Au moins mille personnes interpellées la semaine dernière lors de la répression de manifestations anti-junte en Birmanie ont été emmenées sur un campus universitaire de Rangoun pour y être détenues, ont indiqué mardi deux responsables birman et onusien.

Jusqu’à 1.700 personnes, dont environ 500 moines bouddhistes, ont été détenues dans le campus du Government Technical Institute de Rangoun, a dit un responsable birman.
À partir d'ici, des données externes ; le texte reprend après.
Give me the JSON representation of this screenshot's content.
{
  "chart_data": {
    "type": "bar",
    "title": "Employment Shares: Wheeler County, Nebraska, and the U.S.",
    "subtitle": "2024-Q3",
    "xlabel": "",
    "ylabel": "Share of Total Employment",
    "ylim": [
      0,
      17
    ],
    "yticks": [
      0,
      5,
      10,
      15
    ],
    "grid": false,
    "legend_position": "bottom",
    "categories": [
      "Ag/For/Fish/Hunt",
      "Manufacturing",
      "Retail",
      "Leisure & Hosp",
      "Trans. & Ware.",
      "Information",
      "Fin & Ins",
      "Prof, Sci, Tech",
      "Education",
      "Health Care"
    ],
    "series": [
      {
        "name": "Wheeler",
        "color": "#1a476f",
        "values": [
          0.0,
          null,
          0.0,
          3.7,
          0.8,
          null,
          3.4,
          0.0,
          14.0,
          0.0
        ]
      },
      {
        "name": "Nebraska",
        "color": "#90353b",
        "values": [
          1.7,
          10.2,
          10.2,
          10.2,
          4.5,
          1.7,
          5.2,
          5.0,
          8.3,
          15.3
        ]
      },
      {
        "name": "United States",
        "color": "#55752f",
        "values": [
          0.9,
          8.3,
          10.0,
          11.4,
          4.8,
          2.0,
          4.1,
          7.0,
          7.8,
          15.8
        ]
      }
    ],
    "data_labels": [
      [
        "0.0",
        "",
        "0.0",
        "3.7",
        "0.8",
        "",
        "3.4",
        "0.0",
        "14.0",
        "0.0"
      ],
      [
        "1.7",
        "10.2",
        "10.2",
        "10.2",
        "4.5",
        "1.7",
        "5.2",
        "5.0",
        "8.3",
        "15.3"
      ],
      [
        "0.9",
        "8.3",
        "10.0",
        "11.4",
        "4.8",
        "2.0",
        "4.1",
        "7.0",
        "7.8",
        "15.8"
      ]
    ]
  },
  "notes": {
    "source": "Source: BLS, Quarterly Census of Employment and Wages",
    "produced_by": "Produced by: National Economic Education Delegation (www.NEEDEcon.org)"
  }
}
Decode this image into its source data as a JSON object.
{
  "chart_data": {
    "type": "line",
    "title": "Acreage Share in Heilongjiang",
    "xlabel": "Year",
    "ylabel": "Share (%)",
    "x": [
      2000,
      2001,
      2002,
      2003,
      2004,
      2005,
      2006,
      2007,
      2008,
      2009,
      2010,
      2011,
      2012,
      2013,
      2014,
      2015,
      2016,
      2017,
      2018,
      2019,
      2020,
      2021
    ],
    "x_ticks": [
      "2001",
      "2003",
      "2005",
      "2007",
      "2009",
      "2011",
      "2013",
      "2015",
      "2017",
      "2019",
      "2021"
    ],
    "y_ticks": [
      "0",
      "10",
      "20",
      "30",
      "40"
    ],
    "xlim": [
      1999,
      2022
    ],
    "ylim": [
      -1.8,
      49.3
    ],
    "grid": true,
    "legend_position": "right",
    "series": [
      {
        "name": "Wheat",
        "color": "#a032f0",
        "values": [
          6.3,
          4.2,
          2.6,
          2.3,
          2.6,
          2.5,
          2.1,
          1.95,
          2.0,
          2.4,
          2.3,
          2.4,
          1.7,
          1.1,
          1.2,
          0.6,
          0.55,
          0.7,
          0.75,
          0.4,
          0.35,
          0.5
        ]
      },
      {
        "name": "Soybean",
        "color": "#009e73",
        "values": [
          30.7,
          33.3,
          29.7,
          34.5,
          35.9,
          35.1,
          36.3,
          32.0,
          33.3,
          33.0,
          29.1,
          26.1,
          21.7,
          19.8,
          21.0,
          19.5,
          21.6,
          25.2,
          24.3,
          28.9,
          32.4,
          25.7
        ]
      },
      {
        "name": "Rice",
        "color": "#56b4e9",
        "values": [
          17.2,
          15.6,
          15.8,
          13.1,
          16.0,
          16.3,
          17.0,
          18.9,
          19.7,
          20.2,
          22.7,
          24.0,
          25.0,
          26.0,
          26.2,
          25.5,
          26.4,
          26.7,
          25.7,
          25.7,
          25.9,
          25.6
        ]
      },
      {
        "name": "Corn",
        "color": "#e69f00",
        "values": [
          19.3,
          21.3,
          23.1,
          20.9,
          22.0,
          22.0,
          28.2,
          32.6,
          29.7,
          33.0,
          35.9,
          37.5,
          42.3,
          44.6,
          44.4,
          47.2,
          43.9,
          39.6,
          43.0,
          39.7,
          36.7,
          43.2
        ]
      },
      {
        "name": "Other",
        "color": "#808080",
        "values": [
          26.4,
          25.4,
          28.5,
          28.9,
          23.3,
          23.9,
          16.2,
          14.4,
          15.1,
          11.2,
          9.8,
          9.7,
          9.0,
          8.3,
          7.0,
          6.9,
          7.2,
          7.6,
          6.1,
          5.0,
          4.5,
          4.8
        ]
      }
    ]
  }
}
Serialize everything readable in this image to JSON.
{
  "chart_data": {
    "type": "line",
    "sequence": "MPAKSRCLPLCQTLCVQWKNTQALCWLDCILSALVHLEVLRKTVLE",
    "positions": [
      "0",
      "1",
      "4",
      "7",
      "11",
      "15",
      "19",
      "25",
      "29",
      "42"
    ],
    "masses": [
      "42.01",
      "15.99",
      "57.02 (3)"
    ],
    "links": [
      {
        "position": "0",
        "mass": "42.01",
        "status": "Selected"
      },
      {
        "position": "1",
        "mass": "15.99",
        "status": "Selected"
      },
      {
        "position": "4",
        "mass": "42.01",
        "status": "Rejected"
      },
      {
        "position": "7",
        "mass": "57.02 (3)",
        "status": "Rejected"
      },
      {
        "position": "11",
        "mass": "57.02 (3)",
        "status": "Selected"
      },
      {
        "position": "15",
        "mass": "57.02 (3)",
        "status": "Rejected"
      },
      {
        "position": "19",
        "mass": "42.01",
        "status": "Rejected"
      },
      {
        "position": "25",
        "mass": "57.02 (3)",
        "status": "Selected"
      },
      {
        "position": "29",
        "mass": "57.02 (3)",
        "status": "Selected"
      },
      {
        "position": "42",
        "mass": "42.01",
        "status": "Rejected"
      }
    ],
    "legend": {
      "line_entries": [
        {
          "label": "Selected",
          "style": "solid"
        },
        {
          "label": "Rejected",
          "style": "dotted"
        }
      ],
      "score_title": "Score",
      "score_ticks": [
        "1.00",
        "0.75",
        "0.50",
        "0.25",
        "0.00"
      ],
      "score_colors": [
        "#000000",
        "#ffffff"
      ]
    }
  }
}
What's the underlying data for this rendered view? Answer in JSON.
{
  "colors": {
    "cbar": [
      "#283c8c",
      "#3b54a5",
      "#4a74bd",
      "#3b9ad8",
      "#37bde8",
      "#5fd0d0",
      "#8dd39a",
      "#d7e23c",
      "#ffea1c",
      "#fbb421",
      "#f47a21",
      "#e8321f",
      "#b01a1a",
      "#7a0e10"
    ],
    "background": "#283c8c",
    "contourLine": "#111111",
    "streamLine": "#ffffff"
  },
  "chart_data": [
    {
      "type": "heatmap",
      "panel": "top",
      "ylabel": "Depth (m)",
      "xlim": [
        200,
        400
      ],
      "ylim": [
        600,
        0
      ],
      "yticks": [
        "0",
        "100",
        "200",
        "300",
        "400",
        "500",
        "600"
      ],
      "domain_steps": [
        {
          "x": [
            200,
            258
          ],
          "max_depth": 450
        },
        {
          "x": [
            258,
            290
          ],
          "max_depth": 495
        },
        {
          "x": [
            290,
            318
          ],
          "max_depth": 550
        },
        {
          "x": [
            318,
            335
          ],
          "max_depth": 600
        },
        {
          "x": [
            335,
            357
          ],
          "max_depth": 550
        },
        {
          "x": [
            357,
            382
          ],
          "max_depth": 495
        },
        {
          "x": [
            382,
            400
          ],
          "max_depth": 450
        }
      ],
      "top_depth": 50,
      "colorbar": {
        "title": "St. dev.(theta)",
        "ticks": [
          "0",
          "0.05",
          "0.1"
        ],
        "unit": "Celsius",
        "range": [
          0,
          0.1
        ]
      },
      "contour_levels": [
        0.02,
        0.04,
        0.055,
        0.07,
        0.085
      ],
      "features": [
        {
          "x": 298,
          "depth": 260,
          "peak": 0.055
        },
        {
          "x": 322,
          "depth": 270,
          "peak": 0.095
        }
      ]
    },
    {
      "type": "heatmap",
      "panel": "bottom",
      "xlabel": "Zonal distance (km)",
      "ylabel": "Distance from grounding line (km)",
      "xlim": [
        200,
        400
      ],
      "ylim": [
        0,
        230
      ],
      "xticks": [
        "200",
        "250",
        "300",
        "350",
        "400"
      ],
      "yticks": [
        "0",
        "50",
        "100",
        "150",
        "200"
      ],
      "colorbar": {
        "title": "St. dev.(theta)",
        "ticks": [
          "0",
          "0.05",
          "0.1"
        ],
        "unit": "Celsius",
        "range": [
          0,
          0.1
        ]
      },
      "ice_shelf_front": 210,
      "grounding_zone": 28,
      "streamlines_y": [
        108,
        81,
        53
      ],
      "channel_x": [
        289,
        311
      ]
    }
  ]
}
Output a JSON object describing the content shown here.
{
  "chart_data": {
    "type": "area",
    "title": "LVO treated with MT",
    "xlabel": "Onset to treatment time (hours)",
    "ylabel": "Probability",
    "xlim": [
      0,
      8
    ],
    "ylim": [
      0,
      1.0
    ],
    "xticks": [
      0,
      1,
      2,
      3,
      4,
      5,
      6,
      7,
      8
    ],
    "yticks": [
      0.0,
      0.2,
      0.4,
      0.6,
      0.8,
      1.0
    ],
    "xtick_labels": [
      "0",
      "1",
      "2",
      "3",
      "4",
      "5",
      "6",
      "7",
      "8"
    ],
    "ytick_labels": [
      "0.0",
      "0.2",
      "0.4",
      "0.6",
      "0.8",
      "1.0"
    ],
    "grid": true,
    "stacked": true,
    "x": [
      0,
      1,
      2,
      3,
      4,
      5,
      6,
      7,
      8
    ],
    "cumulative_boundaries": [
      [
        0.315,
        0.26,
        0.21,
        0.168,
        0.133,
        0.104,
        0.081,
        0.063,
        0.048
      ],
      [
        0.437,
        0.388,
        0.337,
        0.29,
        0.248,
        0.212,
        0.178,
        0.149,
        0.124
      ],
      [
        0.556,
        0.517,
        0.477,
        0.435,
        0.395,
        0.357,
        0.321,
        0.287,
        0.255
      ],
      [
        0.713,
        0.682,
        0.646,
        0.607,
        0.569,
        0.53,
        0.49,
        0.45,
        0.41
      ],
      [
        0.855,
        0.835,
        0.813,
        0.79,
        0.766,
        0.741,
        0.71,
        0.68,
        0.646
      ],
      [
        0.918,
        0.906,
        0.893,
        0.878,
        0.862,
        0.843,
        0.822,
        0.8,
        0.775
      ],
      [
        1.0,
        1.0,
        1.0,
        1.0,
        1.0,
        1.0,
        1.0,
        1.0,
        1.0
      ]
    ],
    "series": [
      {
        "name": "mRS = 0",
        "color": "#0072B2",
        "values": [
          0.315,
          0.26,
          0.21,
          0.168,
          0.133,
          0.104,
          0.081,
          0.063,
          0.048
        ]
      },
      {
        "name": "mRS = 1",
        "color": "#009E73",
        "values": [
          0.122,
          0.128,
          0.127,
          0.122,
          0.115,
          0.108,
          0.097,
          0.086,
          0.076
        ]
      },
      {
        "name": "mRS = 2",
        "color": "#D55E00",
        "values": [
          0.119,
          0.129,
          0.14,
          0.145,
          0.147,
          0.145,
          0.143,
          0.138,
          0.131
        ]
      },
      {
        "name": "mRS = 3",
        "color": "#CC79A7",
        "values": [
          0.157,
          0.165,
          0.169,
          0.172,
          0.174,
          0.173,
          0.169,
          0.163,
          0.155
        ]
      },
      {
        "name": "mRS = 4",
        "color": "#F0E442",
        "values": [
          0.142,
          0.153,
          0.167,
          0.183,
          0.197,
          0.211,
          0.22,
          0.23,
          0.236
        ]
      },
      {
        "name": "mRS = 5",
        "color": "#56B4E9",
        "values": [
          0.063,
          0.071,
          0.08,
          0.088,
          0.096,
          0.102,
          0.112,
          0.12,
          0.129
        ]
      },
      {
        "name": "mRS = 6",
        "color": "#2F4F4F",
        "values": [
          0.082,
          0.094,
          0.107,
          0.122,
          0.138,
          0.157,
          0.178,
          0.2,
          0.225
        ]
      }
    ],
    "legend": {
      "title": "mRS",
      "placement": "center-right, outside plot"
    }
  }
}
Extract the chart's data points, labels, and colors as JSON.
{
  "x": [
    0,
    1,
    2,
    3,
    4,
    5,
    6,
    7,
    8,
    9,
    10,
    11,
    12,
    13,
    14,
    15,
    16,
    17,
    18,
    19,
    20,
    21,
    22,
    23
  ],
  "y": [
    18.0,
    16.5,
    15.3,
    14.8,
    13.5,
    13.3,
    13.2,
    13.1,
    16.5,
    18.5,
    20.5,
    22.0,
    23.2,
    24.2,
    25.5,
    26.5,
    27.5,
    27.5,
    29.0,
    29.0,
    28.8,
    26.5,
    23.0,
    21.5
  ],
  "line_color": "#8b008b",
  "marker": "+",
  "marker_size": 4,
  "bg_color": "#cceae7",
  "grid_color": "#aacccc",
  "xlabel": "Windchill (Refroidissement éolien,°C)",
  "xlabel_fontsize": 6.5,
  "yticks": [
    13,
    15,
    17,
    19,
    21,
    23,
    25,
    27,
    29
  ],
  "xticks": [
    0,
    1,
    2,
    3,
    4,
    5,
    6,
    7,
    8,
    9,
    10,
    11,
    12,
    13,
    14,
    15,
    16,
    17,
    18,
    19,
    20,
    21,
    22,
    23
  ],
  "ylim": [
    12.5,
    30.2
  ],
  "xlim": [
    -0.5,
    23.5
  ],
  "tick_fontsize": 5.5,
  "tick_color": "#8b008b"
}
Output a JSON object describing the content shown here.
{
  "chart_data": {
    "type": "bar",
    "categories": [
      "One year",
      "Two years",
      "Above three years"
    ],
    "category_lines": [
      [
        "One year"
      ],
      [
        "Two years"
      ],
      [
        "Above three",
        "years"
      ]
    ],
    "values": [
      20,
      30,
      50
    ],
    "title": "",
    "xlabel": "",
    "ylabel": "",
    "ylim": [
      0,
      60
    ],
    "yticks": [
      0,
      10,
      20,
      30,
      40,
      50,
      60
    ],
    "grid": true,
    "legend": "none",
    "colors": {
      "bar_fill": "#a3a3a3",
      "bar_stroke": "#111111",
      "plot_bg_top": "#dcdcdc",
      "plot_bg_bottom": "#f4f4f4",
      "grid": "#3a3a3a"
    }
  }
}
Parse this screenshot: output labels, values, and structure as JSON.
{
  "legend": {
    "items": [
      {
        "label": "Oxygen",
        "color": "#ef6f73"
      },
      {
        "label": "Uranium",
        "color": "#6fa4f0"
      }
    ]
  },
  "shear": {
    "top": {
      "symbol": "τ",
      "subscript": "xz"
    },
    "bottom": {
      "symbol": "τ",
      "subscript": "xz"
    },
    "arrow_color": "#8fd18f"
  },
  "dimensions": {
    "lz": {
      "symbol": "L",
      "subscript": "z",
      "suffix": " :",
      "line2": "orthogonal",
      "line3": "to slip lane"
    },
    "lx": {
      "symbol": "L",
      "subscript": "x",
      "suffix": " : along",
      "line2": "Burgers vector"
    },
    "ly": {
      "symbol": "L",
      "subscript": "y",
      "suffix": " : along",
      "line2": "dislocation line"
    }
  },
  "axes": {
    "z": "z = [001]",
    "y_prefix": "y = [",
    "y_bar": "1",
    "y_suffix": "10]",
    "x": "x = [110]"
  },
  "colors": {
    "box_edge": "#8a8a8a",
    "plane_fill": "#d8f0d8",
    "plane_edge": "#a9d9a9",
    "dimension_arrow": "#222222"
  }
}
Selon lui, ce groupe incluait environ 200 femmes et des bonzes novices, dont un n’était âgé que de 10 ans.

Mireille Boisson, coordonnatrice pour la Birmanie à Amnesty International France, clame haut et fort le drame qui est en train de se vivre en Birmanie :

La junte au pouvoir en Birmanie réprime les manifestations depuis trois jours. Quelle est la situation actuelle ?
Il y a pour l’instant neuf morts, on « s’émerveille » tous de la retenue de l’armée jusqu’à présent, peut-être est-ce grâce à la Chine (un souvenir de Tien An Men…) et des pays de l’Asean (Asie du Sud-Est), qui ont appelé la junte à la modération. De plus, contrairement à la répression de 1988 qui avait fait 3 000 morts, nous disposons cette fois-ci d’images, car les jeunes ont su utiliser les nouvelles technologies : ça intéresse les médias et on ne peut pas massacrer impunément sous leur regard. Reste que le monde extérieur risque d’avoir de moins en moins d’images car le pouvoir est en train de verrouiller, de couper des lignes, les portables, etc.
Et les violations les plus graves sont perpétrées à l’abri des caméras : des arrestations massives ont lieu, des monastères ont été vidés et pillés et il existe évidemment de fortes présomptions de tortures. Il ne faut pas oublier que l’on tombe facilement sous le coup de lois formulées de façon très vague en Birmanie et que les lois d’exception sont toujours en vigueur. Il s’agit d’une torture gratuite, car il n’y a rien à avouer, une torture faite pour briser et terrifier la population. Il y aura également des simulacres de procès – le tarif minimum c’est d’ailleurs sept ans de prison. Quant à Aung San Suu Kyi, pour l’instant elle est toujours chez elle, surveillée de près, d’après des diplomates occidentaux en poste en Birmanie.

Quelle est la solution la plus adaptée ?
L’idéal serait que les Nations unies exercent une pression suffisante pour amener tout le monde à la table des négociations : la junte, la LND (Ligue nationale pour la démocratie), Génération 88, les partis ethniques liés ou pas à la LND. On a également besoin de médiateurs internationaux, notamment issus de la région comme l’Indonésien Ibrahim Gambari, l’émissaire spécial de l’ONU qui vient d’obtenir un visa pour se rendre en Birmanie.
Il faudrait également un embargo sur les armes de la part de la Chine (qui en expédie contre du gaz, du pétrole et la surveillance de la frontière contre le trafic de drogues), de la part aussi de l’Inde et de la Corée du Nord (qui livre probablement du matériel nucléaire). Enfin, le Conseil de sécurité des Nations unies n’est pas du tout prêt à une intervention armée, la Chine de toute façon ne le permettrait jamais.